The known price of the broadcast rights in Britain, at least £4.46 billion, dwarfs the 1992 figure. Still, it is less than the 2015 auction, when Sky and BT paid a total of £5.14 billion for the three seasons through 2018.

The Premier League deal is the latest example of Amazon’s wide-ranging ambitions. It took over the rights in April 2017 to stream Thursday night N.F.L. games from Twitter, and expanded its tennis content in November. The Seattle-based company has also sought to develop new scripted entertainment, making headway with shows like “Transparent,” though it still lags behind competitors like Netflix in this regard.

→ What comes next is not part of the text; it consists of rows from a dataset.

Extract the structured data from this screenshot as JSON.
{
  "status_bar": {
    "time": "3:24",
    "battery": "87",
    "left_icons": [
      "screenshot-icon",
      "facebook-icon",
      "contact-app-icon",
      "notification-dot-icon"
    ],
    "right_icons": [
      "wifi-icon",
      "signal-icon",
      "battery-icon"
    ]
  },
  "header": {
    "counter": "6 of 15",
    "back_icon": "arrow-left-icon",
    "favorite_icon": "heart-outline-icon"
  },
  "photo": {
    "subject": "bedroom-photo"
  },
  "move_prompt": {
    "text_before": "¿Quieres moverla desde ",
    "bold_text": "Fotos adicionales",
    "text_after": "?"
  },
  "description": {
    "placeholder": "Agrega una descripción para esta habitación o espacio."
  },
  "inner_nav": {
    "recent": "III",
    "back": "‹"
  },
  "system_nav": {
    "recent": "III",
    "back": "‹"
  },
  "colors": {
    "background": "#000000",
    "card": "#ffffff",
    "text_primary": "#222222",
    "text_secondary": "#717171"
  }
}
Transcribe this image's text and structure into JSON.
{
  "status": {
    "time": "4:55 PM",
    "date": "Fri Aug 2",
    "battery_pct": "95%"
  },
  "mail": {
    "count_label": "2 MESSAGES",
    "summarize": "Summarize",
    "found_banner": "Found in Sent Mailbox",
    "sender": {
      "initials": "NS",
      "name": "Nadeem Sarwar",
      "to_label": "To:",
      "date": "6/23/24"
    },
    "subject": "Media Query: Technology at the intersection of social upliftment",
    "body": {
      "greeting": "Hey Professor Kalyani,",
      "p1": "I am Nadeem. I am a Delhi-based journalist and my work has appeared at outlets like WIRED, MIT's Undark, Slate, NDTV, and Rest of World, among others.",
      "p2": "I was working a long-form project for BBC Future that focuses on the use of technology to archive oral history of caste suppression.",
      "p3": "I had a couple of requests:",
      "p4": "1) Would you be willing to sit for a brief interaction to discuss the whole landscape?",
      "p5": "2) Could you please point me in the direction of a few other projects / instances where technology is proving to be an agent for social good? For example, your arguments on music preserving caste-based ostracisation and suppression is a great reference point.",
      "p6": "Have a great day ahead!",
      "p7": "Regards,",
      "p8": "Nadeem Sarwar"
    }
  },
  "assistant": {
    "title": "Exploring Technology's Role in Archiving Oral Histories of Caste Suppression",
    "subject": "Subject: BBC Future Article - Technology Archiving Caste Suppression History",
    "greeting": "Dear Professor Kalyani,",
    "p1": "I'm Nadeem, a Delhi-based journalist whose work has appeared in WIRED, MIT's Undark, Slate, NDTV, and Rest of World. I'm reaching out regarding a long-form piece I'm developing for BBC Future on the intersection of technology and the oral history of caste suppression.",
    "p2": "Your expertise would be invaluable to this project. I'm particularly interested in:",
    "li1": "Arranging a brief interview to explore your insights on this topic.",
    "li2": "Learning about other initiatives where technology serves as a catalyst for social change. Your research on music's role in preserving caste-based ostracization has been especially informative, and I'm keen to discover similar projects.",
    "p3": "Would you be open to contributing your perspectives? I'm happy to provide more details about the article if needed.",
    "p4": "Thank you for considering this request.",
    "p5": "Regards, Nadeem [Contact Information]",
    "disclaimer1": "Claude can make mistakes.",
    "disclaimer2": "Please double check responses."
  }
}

It is not alone in its push into live sports: Facebook made a major bid last year to broadcast cricket matches from the Indian Premier League and is streaming Major League Baseball games, while Twitter has streamed baseball and professional hockey games.

The transformation of the broadcast landscape mirrors one a quarter-century ago. Sky was only three years old in 1992 when it bid more than £300 million for the rights to televise live top-flight soccer matches in Britain. At the time, the move stunned the world of soccer and gave Sky an identity. The huge influx of cash — several times what had previously been paid for equivalent rights — helped Premier League clubs lure top players from all over the world.

Digital media companies have long proclaimed an interest in sports rights, but they have largely failed to enter competitive bids for marquee properties. And while sports leagues are eager to increase the number of bidders, they have shown a reluctance to turn over rights wholesale to digital partners, preferring instead to craft deals that include digital streaming on top of traditional TV broadcasting.

But the format of the Premier League’s auction makes it easier for digital media companies to compete. While most large rights packages in the United States are for seven seasons or more, the Premier League offers only three-season blocks, lowering the get-in cost. The 200 Premier League games on offer were also split into seven packages of 32 or 20 games each, making it easier for Amazon to dip a toe in the water, albeit in a smaller market than the United States.

The revenue for the Premier League rights in Britain is supplemented by income from broadcast deals elsewhere, including in the United States, where NBC televises the matches, and in China, where the digital broadcaster PPTV holds the rights.